EUA revogam mais de 100 mil vistos sob Trump e intensificam política de deportações

Medida integra política mais rígida de imigração, com aumento de deportações, checagem de redes sociais e novas diretrizes para diplomatas

Imagem: reprodução/ Panrotas51

O Departamento de Estado dos Estados Unidos afirmou nesta segunda-feira (12) que já revogou mais de 100 mil vistos desde o retorno do presidente Donald Trump à Casa Branca, em janeiro de 2025. Segundo o órgão, o número representa um recorde e está diretamente ligado ao endurecimento da política migratória e à ampliação das deportações no país.

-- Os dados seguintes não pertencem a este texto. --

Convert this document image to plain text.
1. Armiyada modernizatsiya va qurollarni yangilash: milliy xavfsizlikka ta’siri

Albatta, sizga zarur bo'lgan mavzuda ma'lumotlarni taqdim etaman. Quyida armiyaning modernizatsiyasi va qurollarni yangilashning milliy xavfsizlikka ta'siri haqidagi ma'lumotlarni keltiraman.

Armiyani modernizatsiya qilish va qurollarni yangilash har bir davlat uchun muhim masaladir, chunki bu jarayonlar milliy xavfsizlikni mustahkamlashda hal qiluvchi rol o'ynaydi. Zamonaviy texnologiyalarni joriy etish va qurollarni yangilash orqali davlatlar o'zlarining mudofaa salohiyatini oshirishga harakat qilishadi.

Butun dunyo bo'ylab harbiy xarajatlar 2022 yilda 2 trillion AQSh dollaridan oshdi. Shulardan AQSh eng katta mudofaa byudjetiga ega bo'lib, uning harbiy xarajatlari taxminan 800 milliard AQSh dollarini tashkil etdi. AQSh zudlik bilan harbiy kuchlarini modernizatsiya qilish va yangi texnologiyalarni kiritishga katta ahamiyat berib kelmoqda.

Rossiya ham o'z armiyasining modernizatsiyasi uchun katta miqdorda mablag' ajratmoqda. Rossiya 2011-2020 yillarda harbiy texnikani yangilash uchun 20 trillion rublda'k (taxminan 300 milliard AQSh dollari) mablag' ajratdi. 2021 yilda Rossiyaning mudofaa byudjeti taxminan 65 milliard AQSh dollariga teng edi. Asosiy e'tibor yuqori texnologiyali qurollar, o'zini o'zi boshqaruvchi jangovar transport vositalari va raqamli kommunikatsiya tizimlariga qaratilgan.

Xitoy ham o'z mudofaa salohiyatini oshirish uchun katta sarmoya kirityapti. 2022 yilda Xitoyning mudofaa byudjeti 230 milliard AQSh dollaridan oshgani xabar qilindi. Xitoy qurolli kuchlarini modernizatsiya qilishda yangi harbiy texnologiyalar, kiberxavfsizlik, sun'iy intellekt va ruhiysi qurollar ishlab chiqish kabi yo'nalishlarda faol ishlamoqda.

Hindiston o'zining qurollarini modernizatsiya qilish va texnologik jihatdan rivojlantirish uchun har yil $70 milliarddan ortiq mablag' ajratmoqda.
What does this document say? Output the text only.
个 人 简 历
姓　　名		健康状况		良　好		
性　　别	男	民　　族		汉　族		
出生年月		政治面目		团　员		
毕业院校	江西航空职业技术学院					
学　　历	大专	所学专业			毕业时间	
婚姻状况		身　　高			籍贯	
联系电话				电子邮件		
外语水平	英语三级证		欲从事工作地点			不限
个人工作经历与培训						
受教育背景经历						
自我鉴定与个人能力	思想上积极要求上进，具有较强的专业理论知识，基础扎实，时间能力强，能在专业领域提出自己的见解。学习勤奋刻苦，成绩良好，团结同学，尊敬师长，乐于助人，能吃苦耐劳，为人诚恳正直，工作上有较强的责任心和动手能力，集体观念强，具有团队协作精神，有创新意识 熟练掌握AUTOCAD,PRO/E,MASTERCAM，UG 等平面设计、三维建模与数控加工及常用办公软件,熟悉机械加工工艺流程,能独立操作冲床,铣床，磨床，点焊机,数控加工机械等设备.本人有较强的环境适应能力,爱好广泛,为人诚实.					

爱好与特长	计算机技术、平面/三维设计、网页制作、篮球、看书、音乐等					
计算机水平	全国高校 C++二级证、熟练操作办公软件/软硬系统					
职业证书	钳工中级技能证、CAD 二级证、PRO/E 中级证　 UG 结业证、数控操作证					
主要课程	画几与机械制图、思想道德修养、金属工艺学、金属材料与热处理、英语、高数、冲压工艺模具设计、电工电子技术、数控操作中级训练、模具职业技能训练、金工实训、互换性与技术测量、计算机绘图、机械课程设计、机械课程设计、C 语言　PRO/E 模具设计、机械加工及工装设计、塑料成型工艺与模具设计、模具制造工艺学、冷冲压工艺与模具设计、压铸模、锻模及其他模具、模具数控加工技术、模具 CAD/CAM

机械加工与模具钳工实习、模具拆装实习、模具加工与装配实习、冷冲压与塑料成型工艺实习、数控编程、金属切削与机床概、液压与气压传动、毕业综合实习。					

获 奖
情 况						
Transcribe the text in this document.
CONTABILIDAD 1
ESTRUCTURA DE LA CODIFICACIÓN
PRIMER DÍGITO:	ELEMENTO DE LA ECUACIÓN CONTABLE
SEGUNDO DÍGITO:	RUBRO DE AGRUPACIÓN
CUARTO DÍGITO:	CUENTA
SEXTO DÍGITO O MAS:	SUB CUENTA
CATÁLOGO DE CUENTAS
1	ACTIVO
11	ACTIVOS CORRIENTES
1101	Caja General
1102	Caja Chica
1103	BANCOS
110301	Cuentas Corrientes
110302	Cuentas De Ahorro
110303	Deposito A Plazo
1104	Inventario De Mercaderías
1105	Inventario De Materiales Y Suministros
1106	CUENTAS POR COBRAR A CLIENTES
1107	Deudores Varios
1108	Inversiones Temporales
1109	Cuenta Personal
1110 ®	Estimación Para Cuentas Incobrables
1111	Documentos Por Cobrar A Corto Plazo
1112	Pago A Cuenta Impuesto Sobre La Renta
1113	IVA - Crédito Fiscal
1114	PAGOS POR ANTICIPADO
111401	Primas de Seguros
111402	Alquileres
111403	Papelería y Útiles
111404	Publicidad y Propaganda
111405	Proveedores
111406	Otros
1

De acordo com o governo, a revogação em massa reflete uma repressão mais ampla contra imigrantes, que inclui operações de agentes federais sem identificação em diversas cidades e a deportação inclusive de estrangeiros com vistos ainda válidos. A gestão Trump também passou a adotar critérios mais rigorosos para concessão de vistos, com triagem ampliada e verificação de redes sociais dos candidatos.

“O Departamento de Estado já revogou mais de 100 mil vistos, incluindo cerca de 8.000 vistos de estudantes e 2.500 vistos especializados para indivíduos abordados por forças de segurança dos EUA por atividade criminosa. Continuaremos a deportar esses bandidos para manter a América segura”, disse o departamento em uma publicação no X.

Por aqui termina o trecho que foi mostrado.